Witam wszystkich i zapraszam do lektury pierwszego polskojęzycznego opowiadania, które zamieszczam na tej stronie.

Wyobraźcie sobie, że pod koniec "Martwego dla świata" role się odwróciły i zamiast Erica to Sookie nie zachowała wspomnień o czasie, kiedy pozostawał pod wpływem zaklęcia. O tym właśnie będzie to opowiadanie. Spojlery do tomów 1-5.

Miłej zabawy!

Szczęśliwą posiadaczką praw autorskich do oryginału tej historii i postaci jest rzecz jasna pani Harris - ja do takowych nie roszczę sobie pretensji


My dear English-speaking readers!

I'm sorry, but this story is in Polish. So... you just need to convince one of your Polish friends to translate it ;) Until next time!


WIĘCEJ GRZECHÓW NIE PAMIĘTAM

1.

Dzień był ciemny i ponury. Pierwszą moją myślą po obudzeniu było, że powinnam włączyć radio i sprawdzić, czy nie nadchodzi burza śnieżna. Przez chwilę próbowałam skoncentrować się na umykającym mi sennym obrazie, ale nie udało mi się go zatrzymać. Wiedziałam tylko, że śniło mi się coś bardzo intensywnie, ale jakakolwiek była treść owych widziadeł, znikła ona wraz z powracającą świadomością. Jęknęłam głośno sama do siebie i przeciągnęłam się. Spałam długo – jak długo, zdałam sobie sprawę dopiero kiedy mój wzrok padł na zegarek i zobaczyłam, że jest już czwarta. Po południu. Usiadłam szybko na łóżku.

Jak to możliwe, że nie obudziłam się wcześniej? - pomyślałam.

Był wprawdzie Nowy Rok i poprzednią noc spędziłam na nogach w Merlotte's, ale mimo wszystko byłam zaskoczona. Musiałam być bardziej zmęczona, niż sądziłam.

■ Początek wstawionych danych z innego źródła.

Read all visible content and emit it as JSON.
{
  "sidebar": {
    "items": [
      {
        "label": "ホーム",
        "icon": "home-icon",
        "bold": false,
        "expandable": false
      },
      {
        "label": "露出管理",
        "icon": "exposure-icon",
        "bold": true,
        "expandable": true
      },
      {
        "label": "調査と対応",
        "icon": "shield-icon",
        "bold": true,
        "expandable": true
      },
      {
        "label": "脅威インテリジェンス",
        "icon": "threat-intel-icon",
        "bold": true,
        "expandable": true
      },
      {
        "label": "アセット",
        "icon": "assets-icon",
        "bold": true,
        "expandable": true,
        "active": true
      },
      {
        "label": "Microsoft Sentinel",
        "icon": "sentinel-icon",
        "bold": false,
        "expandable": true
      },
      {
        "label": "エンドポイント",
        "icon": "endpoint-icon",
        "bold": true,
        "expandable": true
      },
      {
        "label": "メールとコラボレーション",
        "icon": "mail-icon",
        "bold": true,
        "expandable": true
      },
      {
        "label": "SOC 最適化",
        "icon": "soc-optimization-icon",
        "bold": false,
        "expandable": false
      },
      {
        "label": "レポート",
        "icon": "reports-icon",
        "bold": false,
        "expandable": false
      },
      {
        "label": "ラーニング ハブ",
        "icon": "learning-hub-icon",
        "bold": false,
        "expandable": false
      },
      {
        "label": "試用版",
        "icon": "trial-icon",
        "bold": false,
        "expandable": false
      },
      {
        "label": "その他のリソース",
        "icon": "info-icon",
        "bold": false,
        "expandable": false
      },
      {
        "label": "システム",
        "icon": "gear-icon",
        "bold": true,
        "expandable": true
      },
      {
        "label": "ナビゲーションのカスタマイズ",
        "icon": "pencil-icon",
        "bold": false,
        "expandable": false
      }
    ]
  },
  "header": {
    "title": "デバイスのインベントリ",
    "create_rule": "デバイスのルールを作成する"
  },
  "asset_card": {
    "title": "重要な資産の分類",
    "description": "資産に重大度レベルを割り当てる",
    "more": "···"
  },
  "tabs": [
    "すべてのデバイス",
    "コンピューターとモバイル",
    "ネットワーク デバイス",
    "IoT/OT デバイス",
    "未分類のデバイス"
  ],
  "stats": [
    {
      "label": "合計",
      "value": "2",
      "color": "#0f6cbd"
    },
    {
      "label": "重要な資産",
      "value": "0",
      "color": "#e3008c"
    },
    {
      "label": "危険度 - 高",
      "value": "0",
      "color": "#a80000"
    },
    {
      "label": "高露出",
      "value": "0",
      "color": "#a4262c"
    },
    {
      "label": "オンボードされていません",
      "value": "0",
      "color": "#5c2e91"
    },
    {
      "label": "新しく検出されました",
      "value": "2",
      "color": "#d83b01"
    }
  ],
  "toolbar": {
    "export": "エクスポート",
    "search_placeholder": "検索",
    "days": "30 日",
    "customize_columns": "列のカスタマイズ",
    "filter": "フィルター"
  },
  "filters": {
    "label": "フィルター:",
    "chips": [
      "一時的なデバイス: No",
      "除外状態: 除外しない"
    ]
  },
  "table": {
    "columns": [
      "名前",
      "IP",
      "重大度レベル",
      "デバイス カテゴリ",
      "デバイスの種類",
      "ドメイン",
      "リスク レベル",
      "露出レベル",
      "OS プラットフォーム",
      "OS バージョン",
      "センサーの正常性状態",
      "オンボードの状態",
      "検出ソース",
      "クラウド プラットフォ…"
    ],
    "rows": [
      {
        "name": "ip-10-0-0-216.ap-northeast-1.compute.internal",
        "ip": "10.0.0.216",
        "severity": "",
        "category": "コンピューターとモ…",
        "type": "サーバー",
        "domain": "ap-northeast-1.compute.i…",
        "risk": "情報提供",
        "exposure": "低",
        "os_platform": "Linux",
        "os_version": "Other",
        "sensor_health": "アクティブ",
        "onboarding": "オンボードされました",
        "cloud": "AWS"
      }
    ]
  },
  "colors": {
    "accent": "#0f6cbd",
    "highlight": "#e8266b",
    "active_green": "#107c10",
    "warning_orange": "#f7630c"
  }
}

Nie zamierzałam marnować więcej czasu. Na szczęście nie musiałam iść do pracy – zmiana w Sylwestra oznaczała, że mam dziś wolne.

Chwyciłam jakieś wygodne, domowe ubranie i poszłam do łazienki, żeby wziąć szybki prysznic. Byłam dziwnie obolała. Moje mięśnie były zmęczone, jakbym poprzedniego dnia ćwiczyła na siłowni. Pomyślałam, że ciepła woda dobrze mi zrobi. Wciąż jeszcze pozostawałam w błogiej nieświadomości. Dopiero kiedy się rozebrałam zobaczyłam pierwszy znak, że coś jest nie w porządku.

Po pierwsze miałam kilka siniaków, których nabijania nie mogłam sobie przypomnieć. To jednak nie one sprawiły, że oblał mnie zimny pot.

Na ramieniu. Na piersiach. Kolejne dwa, słabiej widoczne, w pachwinie. Nie odznaczały się mocno, były z pewnością zamknięte i w różnym stopniu wygojone, ale mimo to wiedziałam, że są świeże.

Ślady po ugryzieniach.

Stałam skamieniała w kabinie prysznicowej, a skronie pulsowały mi gorączkowo. Jak to się stało? Nie byłam z żadnym wampirem odkąd zerwaliśmy z Billem. Czy to możliwe, że wieczorem po powrocie z pracy upiłam się tak bardzo, że urwał mi się film i że w tym czasie zrobiłam coś niewymownie głupiego, jak np. pójście do mojego ex i przespanie się z nim? A może to on do mnie zapukał? Czy stąd miałam siniaki? Ale przecież Bill miał być w Peru, a ja nigdy dotąd nie upiłam się tak bardzo, żeby nic nie pamiętać. Czy może wampiry odkryły sposób, żeby mnie zauroczyć?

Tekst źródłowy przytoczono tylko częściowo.